The RBI report noted that the sharpest declines were in the construction, mining and business-services sectors. It said a major reason was reportedly "environment sensitive policies pursued, as manifested in the recent episodes in the mining sector, integrated township projects and construction of ports, which appear to have affected the investors' sentiments."

Economists point to procedural delays as one reason for falling foreign direct investment. Above, the central bank in Mumbai.While the Reserve Bank report didn't name specific projects, in recent years several foreign companies have been unable to start or expand their projects in India due to environmental issues or local opposition. These include South Korean steel giant Posco, which has been trying to set up a $12 billion steel plant in the eastern state of Orissa for nearly five years, and London-based Vedanta Resources PLC, which went to court recently to fight an order by India's environment and forests ministry to stop the expansion of its alumina refinery.

Steelmaker ArcelorMittal hasn't been able to acquire land for five years for its proposed plant in Orissa. Virbhadra Singh, India's steel minister, said at a conference recently that "once delays happen, it sets off a chain reaction among other investors."

The reserve bank report added that other reasons for lack of enthusiasm from foreign direct investors include persistent procedural delays, land acquisition issues and lack of availability of quality infrastructure. "The reform process needs to be expedited to address the impediments," the report said.

The drop in foreign direct investments to India comes even as it is increasing in other Asian economies. According to the U.N. estimates, Hong Kong received nearly 30% more foreign investment in 2010 from the previous year at $62 billion, Singapore got 122% more at $37 billion and China got 6% more at $100 billion.
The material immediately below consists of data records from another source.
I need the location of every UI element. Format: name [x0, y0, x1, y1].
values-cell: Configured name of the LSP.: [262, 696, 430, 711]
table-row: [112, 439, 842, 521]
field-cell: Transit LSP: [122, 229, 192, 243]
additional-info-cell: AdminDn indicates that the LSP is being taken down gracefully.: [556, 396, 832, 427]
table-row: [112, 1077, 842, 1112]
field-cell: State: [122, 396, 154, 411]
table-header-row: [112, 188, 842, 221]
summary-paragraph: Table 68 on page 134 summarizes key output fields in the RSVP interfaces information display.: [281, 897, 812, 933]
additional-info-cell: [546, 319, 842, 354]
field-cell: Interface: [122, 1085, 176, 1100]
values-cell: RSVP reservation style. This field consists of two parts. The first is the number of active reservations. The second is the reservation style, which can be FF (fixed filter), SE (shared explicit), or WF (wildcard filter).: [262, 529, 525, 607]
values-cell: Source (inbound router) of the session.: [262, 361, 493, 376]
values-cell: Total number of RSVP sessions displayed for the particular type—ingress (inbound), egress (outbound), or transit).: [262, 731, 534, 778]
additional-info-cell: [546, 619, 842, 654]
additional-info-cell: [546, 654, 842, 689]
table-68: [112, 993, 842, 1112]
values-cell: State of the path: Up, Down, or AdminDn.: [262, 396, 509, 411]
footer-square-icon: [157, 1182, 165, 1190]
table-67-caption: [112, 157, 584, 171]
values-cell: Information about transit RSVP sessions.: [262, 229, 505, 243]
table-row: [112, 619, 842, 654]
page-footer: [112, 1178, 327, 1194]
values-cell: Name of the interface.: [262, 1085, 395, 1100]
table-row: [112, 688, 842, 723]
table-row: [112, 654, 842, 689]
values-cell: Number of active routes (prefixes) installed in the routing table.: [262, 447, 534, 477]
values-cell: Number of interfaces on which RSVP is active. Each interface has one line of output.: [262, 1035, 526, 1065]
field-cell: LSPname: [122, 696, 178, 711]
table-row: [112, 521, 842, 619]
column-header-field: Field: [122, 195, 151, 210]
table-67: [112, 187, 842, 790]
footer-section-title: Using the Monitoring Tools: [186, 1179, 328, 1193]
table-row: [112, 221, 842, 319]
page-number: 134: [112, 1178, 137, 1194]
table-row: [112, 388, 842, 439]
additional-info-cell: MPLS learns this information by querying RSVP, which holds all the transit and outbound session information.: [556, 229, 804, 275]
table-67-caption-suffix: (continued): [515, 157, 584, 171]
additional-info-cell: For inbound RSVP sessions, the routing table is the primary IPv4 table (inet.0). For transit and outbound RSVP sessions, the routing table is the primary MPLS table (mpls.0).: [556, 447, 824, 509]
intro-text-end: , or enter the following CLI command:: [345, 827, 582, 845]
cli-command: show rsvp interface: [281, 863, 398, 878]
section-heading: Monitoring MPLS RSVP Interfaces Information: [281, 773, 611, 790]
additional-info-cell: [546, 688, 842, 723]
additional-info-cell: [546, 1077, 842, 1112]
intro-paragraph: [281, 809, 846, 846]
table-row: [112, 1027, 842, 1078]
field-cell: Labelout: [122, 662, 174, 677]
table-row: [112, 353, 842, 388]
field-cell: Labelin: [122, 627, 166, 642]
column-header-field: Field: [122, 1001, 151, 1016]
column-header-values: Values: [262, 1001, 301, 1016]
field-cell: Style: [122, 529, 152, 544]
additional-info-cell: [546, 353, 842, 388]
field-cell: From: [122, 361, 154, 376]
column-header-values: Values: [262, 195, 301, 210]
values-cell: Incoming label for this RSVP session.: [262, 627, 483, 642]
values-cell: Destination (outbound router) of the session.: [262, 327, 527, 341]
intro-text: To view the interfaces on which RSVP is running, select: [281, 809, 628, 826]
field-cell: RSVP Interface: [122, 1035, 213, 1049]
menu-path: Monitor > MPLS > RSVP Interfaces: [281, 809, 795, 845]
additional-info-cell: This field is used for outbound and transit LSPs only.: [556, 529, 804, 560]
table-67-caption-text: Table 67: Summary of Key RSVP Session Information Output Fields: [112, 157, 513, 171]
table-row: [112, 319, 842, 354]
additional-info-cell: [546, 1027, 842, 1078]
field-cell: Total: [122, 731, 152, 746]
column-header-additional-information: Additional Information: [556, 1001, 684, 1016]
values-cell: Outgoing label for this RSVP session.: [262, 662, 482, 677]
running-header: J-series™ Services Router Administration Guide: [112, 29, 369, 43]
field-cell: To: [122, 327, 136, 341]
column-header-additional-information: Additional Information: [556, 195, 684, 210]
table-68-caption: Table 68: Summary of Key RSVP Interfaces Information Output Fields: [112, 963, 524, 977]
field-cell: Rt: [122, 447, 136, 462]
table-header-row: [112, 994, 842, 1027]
Overall, the United Nations report noted that FDI flows to South, East and South East Asia in 2010 were up by 18% to $275 billion, after a 17% decline in 2009.

Economists say that as some of these other Asian countries are welcoming to foreign investors, India's structural problems are likely making it less attractive. Also, India's "inflationary situation is creating a lack of business confidence," said N.R. Bhanumurthy, professor at the National Institute of Public Finance and Policy in New Delhi.

Experts agree the government needs to step up reforms to avoid further declines. "FDI stands as the most preferred form of capital inflow which India wants," says Sujan Hajra, chief economist at Anand Rathi Financial Services in Mumbai. "Drying up for FDI should be an area of concern for policy makers."